A Mesdames, Messieurs les élus, agents de la mairie de La Hague, EHPAD, CCAS, SSIAD.

Mesdames, Messieurs,

Les différentes communications de madame le maire, dans les médias, dont on peut dire qu’elles sont faite d’avantage sous l’angle politique qu’en tant qu’employeur public, procurent aux agents un sentiment d’amertume. Dans ses différentes communications nous l’avons entendue s’exprimer surtout sur la question du temps de travail.

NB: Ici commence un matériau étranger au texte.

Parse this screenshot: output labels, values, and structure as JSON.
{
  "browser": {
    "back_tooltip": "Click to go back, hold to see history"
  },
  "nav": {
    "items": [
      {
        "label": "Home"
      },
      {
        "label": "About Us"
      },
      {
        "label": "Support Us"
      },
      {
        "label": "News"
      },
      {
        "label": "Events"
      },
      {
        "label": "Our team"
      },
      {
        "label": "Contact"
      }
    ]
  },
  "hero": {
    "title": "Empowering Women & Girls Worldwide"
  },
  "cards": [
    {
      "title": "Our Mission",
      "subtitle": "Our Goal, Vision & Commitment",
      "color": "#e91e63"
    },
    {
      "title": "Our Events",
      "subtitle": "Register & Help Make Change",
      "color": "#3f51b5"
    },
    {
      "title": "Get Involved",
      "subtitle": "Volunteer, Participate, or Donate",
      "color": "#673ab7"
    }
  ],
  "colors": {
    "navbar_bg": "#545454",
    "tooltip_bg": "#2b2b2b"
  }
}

Les membres du collège du personnel ont dernièrement adressé une lettre à monsieur le président du Comité Technique et aux membres du collège élus, en voici le contenu :

Lors de la validation de l’ordre du jour le 3 juin 2021 pour le Comité Technique (CT) prévu le 17 juin 2021, les organisations syndicales n’ont pas souhaité aborder les sujets suivants :
- Organisation de la direction des établissements patrimoniaux
- Modification du règlement de la gestion des temps
- Démarche d’expérimentation des binômes dans les secrétariats de mairies déléguées
- Étude de l’organisation du service d’entretien des bâtiments communaux, des gîtes et des campings
- Modification du règlement des astreintes

Ces sujets ont été survolés, comme nous l’avons signifié à Madame le Maire, Employeur Public, en réunion de dialogue social le mardi 1er juin 2021.
Sur la convocation du Comité Technique (CT) du 17 juin 2021, nous avons réitéré nos revendications.
Vous avez pu prendre connaissance de notre souhait de ne pas aborder ces sujets. En cette date du 17 juin 2021, le collège des élus du personnel étant en grève ce même jour, n’a pas siégé.
Le sujet de la gestion des temps faisant partie des revendications du mouvement de contestation.
A ce jour, les sujets n’ayant pas été réellement revus en réunion de dialogue social, le collège des élus du personnel ne siégera pas lors du Comité Technique (CT) du 25 juin 2021.
Vous laissant la liberté de reporter ces sujets pour qu’ils soient rediscutés avant passage en Comité Technique (CT) ou alors, de les voter en date du 25 juin 2021 à la façon « 49-3 ».

Nous défendons des avantages obtenus de longue date et cela est important de le faire, mais le sujet majeur qui nous préoccupe est celui du mal-être.
Et sur ce sujet, que nous dit madame le maire, « le cabinet a rendu sa copie pour nous expliquer que le mal-être n’avait pas été retenu… »

Des cabinets et des sommes engagées... Nous avons malheureusement laissé la collectivité choisir le dernier en date et les conclusions qui ont été rendues laissent les agents dubitatifs sur l’impartialité. Le mal-être est plus que jamais présent et s’installe durablement.

Nous parlons mal-être, et il nous est répondu ‘formations’, ‘pacte social’. Sur ce dernier, madame le maire affirme que « concrètement, des éléments de compensations sur les journées d’ancienneté y sont proposés si elles sont perdues avec deux pages de propositions notamment visant une équité de traitement »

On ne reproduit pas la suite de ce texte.